Ebola is one of the many diseases that state and national public health agencies monitor constantly. In a world made smaller by frequent travel, health officials know that diseases across the globe
have the potential to affect us all. The good news is that Texas was well prepared long before Ebola landed on our shore. When a Dallas patient became the first Ebola case diagnosed in the United
States, a public health process with a history of success kicked into high gear.
The Texas Department of State Health Services and our counterparts across the nation have developed practices over the years that have successfully contained measles, tuberculosis, hepatitis, and
Middle East Respiratory Syndrome (MERS) to name just a few. Strong working relationships with our local and federal partners are crucial to staying prepared and being able to react quickly.
No response to an emergency situation is perfect, and there have been challenges. But this tried and true process is working in Dallas, too. The patient is getting excellent care in isolation, and
we’re identifying everyone at risk of possible infection from exposure to this single case of Ebola to ensure no other Texans are exposed.
In African countries with Ebola outbreaks, rampant poverty and cultural practices contribute to the spread of the disease. But the primary reason we can be confident that we will stop Ebola from
spreading here is the strength of our health system.

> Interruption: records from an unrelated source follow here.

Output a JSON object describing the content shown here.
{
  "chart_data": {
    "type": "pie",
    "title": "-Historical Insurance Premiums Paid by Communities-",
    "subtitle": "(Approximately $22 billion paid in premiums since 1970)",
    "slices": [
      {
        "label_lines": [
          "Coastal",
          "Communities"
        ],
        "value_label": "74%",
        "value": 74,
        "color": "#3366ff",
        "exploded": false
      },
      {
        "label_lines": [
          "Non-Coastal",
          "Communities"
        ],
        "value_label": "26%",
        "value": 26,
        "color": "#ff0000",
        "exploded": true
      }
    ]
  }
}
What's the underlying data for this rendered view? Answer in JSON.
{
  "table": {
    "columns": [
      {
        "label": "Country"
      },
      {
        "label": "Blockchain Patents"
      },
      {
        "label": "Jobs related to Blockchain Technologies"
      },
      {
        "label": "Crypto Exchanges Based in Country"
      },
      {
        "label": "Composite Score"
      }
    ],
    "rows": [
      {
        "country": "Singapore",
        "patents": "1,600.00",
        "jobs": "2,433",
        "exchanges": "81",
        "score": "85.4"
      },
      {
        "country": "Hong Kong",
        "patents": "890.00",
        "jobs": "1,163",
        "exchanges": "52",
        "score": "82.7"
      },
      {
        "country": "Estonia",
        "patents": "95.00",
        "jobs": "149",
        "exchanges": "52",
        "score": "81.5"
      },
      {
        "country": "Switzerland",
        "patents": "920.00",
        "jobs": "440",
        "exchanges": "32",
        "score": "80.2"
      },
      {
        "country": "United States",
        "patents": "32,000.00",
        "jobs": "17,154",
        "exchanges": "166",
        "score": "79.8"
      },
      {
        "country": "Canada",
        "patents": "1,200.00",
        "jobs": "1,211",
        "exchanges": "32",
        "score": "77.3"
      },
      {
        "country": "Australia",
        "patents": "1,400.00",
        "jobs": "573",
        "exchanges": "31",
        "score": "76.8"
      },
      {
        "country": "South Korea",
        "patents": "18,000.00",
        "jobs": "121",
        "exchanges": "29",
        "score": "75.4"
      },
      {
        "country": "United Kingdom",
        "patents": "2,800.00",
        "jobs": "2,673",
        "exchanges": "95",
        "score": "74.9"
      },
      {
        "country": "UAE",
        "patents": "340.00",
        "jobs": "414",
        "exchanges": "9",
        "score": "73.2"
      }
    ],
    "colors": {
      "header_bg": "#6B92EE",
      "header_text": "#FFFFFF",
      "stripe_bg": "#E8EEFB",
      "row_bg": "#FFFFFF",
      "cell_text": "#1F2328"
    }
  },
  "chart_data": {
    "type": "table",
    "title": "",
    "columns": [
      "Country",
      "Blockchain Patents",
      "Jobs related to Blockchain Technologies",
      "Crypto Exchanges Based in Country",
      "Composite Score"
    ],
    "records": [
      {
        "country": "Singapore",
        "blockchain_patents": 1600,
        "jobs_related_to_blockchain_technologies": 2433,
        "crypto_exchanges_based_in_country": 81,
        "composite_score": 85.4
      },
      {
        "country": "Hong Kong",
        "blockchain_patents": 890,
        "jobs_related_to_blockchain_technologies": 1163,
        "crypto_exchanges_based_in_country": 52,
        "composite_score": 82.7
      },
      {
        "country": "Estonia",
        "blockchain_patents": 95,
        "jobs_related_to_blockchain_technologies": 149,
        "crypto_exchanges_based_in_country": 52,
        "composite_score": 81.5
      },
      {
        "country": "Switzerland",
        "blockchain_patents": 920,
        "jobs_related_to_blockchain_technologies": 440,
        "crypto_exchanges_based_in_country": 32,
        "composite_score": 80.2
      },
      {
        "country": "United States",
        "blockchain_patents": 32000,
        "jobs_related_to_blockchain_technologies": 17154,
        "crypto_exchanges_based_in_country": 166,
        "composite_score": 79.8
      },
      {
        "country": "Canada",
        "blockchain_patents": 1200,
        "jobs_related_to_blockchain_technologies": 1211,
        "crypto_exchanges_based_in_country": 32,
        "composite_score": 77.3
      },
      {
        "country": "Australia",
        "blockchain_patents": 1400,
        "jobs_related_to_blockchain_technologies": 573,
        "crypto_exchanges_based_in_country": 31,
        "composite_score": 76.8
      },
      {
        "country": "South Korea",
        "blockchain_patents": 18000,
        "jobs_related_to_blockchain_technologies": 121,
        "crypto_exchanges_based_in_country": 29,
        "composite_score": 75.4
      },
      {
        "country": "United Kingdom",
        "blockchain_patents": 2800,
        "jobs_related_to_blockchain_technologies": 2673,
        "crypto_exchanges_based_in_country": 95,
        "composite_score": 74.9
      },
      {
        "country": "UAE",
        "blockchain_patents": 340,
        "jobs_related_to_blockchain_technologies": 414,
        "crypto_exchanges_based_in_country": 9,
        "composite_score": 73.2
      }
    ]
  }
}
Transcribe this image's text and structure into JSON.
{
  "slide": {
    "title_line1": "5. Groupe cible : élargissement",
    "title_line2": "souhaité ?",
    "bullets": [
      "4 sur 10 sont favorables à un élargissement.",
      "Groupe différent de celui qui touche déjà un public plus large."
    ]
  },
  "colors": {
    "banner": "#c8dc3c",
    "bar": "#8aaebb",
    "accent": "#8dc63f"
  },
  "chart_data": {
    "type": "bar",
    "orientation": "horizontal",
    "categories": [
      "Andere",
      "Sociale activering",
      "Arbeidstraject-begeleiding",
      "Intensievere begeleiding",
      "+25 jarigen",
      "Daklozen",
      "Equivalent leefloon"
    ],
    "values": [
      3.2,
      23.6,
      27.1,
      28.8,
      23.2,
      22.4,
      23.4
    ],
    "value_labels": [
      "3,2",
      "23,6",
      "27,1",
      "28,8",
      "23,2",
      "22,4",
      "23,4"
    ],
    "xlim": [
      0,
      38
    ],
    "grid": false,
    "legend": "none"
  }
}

In the United States, our advantage starts with surveillance and the ability to quickly get information and alerts to doctors and hospitals. Our state public health laboratory in Austin is among 13
in the nation than can test for Ebola, along with a myriad of other diseases. This resource was crucial in the diagnosis of the Dallas case.
We can take for granted things as simple as rubber gloves – found in every medical examination room in the United States. This isn't the case in too many poor countries.

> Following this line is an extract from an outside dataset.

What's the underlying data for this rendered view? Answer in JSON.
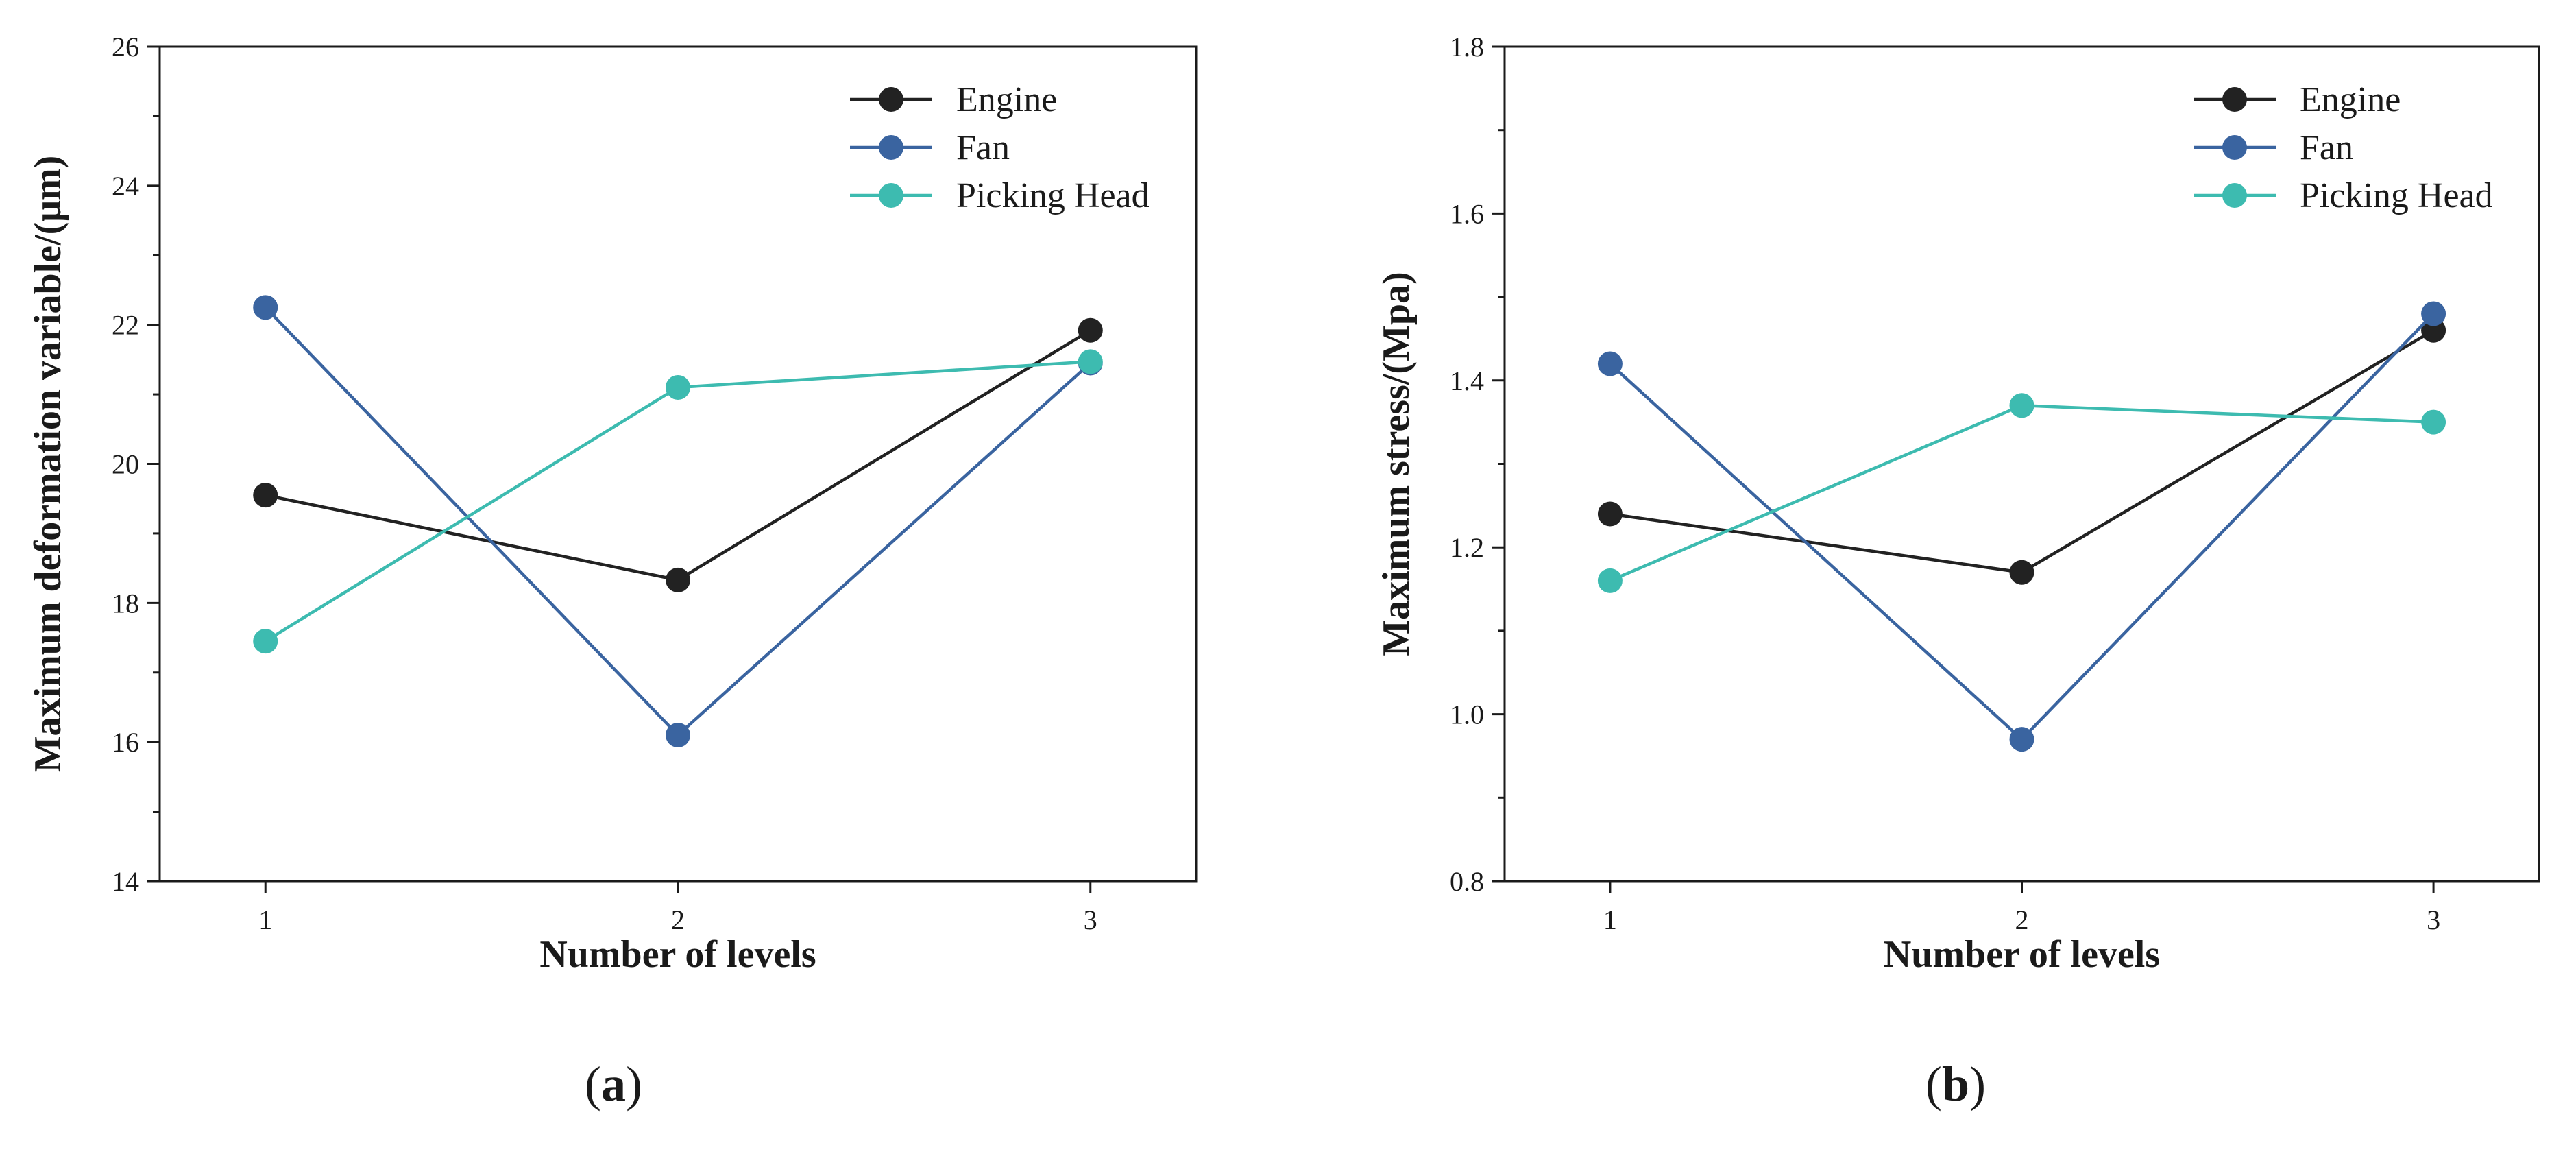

When our patient tested positive for Ebola, we knew what to do to contain the disease. Teams of public health workers quickly identified even those who had the briefest of contact with the patient.
Ebola is spread only through direct contact with blood or other bodily fluids or exposure to contaminated objects, such as needles. It cannot be spread simply by being near someone who is infected,
and people become contagious only after they begin to have symptoms.

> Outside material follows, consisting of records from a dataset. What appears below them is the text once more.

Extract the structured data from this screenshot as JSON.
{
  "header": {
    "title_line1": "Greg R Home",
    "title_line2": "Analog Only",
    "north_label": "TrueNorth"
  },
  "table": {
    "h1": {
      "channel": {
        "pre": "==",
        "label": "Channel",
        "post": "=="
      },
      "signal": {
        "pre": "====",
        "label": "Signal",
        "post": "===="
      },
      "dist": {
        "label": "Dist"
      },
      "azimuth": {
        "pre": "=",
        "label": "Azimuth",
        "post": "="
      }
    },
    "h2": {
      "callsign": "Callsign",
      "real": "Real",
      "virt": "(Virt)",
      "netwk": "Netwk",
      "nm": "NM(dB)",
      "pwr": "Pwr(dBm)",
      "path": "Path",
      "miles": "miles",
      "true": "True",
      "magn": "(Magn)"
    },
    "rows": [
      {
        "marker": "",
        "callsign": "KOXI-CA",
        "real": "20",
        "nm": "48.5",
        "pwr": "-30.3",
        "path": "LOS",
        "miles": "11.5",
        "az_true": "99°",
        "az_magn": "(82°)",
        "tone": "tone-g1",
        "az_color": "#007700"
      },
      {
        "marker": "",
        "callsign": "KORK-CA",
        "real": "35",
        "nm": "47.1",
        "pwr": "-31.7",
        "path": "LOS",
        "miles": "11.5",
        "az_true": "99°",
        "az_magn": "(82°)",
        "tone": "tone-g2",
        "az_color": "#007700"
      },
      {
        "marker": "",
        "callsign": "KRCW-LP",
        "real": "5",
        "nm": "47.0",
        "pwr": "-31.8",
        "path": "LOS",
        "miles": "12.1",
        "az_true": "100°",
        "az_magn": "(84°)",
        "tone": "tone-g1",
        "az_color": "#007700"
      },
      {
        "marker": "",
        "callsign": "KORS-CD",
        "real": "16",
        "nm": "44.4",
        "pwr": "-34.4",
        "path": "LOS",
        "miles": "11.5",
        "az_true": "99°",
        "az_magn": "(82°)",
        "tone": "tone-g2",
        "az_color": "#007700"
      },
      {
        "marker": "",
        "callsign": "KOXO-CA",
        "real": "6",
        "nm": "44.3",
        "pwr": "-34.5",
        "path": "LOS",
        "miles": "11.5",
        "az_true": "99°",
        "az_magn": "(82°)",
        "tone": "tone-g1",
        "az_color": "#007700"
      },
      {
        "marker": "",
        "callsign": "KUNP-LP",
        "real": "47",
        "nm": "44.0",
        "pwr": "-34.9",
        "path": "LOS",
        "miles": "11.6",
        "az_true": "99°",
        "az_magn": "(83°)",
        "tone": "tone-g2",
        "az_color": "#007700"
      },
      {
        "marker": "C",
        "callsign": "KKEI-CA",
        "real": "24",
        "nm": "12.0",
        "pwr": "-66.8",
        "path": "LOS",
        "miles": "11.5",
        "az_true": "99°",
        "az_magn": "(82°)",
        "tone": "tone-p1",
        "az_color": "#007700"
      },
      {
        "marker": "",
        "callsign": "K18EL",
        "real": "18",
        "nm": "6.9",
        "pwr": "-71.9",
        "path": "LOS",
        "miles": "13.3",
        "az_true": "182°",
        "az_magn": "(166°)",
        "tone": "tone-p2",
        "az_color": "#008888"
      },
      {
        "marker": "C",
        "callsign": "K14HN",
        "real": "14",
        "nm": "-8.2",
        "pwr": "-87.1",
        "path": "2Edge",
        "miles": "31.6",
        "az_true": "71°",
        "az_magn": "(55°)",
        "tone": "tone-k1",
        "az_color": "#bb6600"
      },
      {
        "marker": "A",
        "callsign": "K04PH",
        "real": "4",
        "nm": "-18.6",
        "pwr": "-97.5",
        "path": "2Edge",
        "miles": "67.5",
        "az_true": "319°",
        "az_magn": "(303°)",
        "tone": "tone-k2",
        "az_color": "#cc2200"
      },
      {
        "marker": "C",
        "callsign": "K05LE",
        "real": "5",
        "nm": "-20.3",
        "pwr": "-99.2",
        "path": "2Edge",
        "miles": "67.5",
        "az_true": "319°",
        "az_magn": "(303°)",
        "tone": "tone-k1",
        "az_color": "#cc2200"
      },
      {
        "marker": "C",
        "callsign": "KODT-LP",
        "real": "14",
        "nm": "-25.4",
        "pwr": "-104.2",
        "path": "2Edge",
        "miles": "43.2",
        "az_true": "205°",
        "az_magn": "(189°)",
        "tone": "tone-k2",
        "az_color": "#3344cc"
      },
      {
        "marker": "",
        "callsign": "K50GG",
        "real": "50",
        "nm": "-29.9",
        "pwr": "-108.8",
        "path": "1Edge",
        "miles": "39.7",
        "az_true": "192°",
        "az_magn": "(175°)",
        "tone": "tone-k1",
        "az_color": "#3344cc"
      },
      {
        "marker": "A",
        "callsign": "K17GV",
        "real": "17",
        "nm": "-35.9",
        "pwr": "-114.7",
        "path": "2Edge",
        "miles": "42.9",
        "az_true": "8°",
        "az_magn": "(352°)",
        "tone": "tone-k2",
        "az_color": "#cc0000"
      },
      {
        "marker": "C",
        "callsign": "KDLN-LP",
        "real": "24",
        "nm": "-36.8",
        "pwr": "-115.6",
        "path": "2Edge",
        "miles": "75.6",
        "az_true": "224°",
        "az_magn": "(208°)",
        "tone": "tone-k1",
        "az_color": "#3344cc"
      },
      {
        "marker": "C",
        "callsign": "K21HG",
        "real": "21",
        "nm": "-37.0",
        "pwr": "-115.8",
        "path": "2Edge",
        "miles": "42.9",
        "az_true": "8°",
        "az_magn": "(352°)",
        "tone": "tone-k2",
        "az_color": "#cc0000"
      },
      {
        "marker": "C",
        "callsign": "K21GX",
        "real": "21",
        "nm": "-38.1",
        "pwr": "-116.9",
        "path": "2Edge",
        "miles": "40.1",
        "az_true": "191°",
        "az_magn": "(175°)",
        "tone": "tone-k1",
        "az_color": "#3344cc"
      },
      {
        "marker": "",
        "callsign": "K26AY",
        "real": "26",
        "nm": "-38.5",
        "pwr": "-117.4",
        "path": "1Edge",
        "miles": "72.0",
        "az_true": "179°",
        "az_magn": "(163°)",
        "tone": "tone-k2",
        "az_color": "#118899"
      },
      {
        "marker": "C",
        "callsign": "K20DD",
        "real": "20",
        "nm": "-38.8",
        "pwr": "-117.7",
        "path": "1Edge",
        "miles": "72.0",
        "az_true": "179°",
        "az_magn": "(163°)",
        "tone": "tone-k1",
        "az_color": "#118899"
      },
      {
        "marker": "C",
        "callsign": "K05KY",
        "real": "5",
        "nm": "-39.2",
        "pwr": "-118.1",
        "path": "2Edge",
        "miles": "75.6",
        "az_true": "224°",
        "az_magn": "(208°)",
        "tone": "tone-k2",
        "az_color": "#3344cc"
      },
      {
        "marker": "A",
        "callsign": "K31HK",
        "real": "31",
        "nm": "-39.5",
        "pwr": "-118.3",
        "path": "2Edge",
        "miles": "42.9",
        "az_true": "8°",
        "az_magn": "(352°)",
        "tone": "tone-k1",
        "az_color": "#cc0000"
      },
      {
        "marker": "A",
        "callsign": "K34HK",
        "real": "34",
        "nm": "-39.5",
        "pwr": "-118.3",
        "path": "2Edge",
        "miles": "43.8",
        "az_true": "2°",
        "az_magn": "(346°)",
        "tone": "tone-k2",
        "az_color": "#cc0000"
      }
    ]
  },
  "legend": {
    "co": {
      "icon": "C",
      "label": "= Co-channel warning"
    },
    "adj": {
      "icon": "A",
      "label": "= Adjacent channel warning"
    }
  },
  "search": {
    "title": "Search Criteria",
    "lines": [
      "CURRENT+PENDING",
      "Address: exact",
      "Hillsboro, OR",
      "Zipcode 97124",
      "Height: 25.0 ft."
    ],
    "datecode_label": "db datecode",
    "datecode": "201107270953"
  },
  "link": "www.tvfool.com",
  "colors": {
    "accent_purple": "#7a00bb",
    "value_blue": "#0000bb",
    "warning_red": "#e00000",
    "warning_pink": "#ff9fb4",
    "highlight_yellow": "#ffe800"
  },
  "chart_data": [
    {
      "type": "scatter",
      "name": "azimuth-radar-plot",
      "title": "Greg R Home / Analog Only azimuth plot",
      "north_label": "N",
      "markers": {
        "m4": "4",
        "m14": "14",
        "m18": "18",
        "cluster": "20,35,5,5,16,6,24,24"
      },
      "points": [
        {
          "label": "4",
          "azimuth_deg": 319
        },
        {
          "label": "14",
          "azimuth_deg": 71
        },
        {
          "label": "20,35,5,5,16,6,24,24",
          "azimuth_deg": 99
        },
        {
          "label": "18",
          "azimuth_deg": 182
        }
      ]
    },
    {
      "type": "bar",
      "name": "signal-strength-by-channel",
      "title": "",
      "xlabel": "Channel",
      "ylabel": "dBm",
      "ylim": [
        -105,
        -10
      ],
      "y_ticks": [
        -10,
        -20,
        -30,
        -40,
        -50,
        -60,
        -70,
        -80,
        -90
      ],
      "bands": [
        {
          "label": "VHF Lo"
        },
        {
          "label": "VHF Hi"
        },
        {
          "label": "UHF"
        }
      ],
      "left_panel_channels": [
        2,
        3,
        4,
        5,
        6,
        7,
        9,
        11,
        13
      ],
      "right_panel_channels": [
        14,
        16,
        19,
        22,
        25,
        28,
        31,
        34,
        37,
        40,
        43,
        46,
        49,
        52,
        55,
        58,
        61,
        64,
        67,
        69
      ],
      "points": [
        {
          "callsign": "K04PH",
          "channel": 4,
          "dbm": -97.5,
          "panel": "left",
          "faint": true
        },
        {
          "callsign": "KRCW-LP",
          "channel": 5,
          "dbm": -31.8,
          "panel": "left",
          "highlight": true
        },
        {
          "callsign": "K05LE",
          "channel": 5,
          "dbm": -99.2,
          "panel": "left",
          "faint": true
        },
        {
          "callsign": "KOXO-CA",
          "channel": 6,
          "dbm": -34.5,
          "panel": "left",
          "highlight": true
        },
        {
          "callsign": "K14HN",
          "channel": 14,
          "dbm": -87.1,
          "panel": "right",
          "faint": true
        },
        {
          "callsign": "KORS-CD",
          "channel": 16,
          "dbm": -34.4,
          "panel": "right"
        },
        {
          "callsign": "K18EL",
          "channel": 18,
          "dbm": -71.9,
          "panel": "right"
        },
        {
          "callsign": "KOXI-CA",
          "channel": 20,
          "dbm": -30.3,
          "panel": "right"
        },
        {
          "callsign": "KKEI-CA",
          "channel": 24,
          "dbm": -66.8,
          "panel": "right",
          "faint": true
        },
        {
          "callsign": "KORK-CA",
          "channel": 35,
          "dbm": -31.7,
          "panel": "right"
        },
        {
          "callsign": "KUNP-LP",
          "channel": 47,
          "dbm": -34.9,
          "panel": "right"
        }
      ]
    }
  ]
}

We've identified those who had the type of contact with our patient that could put them at risk of potential infection and will be monitoring them. That includes checking their temperature twice a
day to make sure we catch any secondary cases as early as possible. Health workers will check on those individuals daily throughout the three weeks it can take for Ebola symptoms to develop. This
practice of contact tracing has been developed and refined over decades of public health work involving countless diseases and public health threats.
Ebola has caught the nation's attention in a way that very few of the health threats we work on daily do. It's a serious disease with devastating consequences in nations that lack the facilities and
resources to fight it. Rest assured that's not the case here.
Doctors and hospitals in Texas are well trained and have responded to numerous public health threats over the years. We have a history of successfully containing the spread of disease and protecting
the public. I'm confident we'll do the same with Ebola.